2. Enquanto sistema comunicacional, seja para ordenar situações de conflito, seja para

instrumentalizar políticas, o Direito faz uso da linguagem para atingir o seu fim.

2.1. Como objeto do conhecimento e da experiência, o direito pode ser isolado por meio de

um método de sua escolha. Por ser essencialmente um sistema linguístico, que opera diante de

enunciados prescritivos, o direito, na posição de objeto do conhecimento, passa a ser a

linguagem-objeto de que falará a linguagem escolhida pelo sujeito cognoscente para sua

aproximação. Pode-se dizer que o direito positivo fala sobre algo, que é a linguagem dos

eventos sociais. Nesse segundo caso, o direito prescreve condutas, e não descreve seu objeto,

caracterizando metalinguagem em relação à linguagem social.

2.2. Sistema jurídico é composto pelo conjunto de partes inter-relacionadas, cuja

operacionalização impõe a existência dos axiomas da hierarquia e validade, e que dele resulta

um todo unitário. Integram o sistema jurídico, por essência, as normas jurídicas, utilizadas como

um instrumento para prever e impor o comportamento (fazer ou não fazer) dos homens, as

quais, se fortemente dotadas de carga axiológica, podem ser denominadas de princípios,

entendidos como ‘”ou ‘limites objetivos”.

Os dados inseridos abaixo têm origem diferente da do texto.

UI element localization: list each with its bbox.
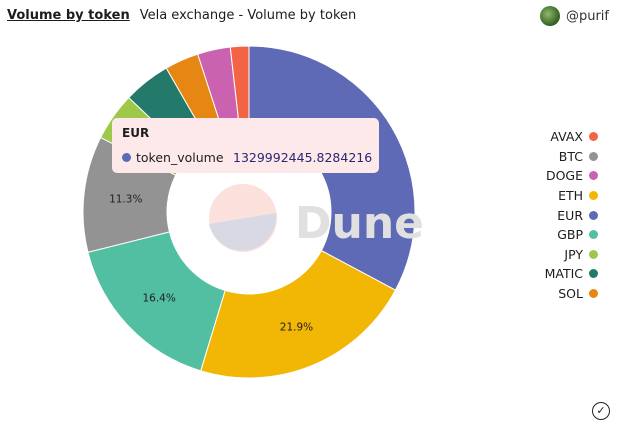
legend-dot	[589, 210, 598, 220]
slice-label-gbp: 16.4%	[142, 292, 175, 304]
legend-item-btc[interactable]: BTC	[545, 147, 598, 167]
legend-label: AVAX	[550, 129, 583, 145]
legend-label: EUR	[557, 207, 583, 223]
header: Volume by token Vela exchange - Volume b…	[7, 8, 356, 23]
check-circle-icon[interactable]: ✓	[592, 402, 610, 420]
dune-logo-shade	[209, 213, 277, 251]
legend-label: MATIC	[544, 266, 583, 282]
slice-eth[interactable]	[200, 249, 397, 379]
tooltip-title: EUR	[122, 126, 150, 140]
legend-label: JPY	[564, 246, 583, 262]
dune-watermark: Dune	[295, 198, 424, 249]
legend-dot	[589, 289, 598, 299]
legend-dot	[589, 191, 598, 201]
slice-label-eth: 21.9%	[280, 322, 313, 334]
legend-label: DOGE	[545, 168, 583, 184]
legend-dot	[589, 151, 598, 161]
slice-label-btc: 11.3%	[109, 193, 142, 205]
legend-label: GBP	[557, 227, 583, 243]
legend-dot	[589, 249, 598, 259]
avatar	[539, 6, 560, 26]
legend: AVAX BTC DOGE ETH EUR GBP JPY MATIC SOL	[545, 127, 598, 303]
legend-item-gbp[interactable]: GBP	[545, 225, 598, 245]
username: @purif	[565, 8, 609, 24]
tooltip-series-name: token_volume	[136, 150, 224, 165]
legend-dot	[589, 230, 598, 240]
visualization-title: Vela exchange - Volume by token	[139, 8, 357, 23]
tooltip-series-dot	[122, 153, 131, 162]
legend-label: ETH	[558, 188, 583, 204]
legend-item-sol[interactable]: SOL	[545, 284, 598, 304]
legend-item-eur[interactable]: EUR	[545, 205, 598, 225]
legend-dot	[589, 269, 598, 279]
legend-dot	[589, 132, 598, 142]
legend-label: SOL	[558, 286, 583, 302]
query-title-link[interactable]: Volume by token	[7, 8, 130, 23]
legend-item-matic[interactable]: MATIC	[545, 264, 598, 284]
legend-item-jpy[interactable]: JPY	[545, 245, 598, 265]
legend-item-doge[interactable]: DOGE	[545, 166, 598, 186]
user-badge[interactable]: @purif	[539, 6, 609, 26]
legend-label: BTC	[558, 148, 583, 164]
legend-dot	[589, 171, 598, 181]
tooltip-value: 1329992445.8284216	[233, 150, 373, 165]
legend-item-eth[interactable]: ETH	[545, 186, 598, 206]
tooltip: EUR token_volume 1329992445.8284216	[112, 118, 379, 173]
legend-item-avax[interactable]: AVAX	[545, 127, 598, 147]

2.3. A esse corpo normativo cumpre ordenar os comportamentos humanos, sendo ele o

principal instrumento de realização das finalidades a que se propõe o Estado, investido do

imperium. Para o alcance da autonomia financeira dos Entes Federados e realização de suas

competências administrativas, o Estado brasileiro utiliza-se do modelo de Federalismo Fiscal,

cabendo ao tributo angariar receitas suficientes ao seu custeio.

3. Por ser a tributação uma imposição estatal ao particular, desfalcando parcela de seu

patrimônio, ela foi minuciosamente discriminada no Texto Constitucional através das

competências tributárias, faculdade trazida pela Constituição Federal aos Entes políticos de

editarem leis para criar, in abstrato, tributos, descrevendo, legislativamente, suas hipóteses de

incidência, seus sujeitos ativos e passivos, suas bases de cálculo e alíquotas.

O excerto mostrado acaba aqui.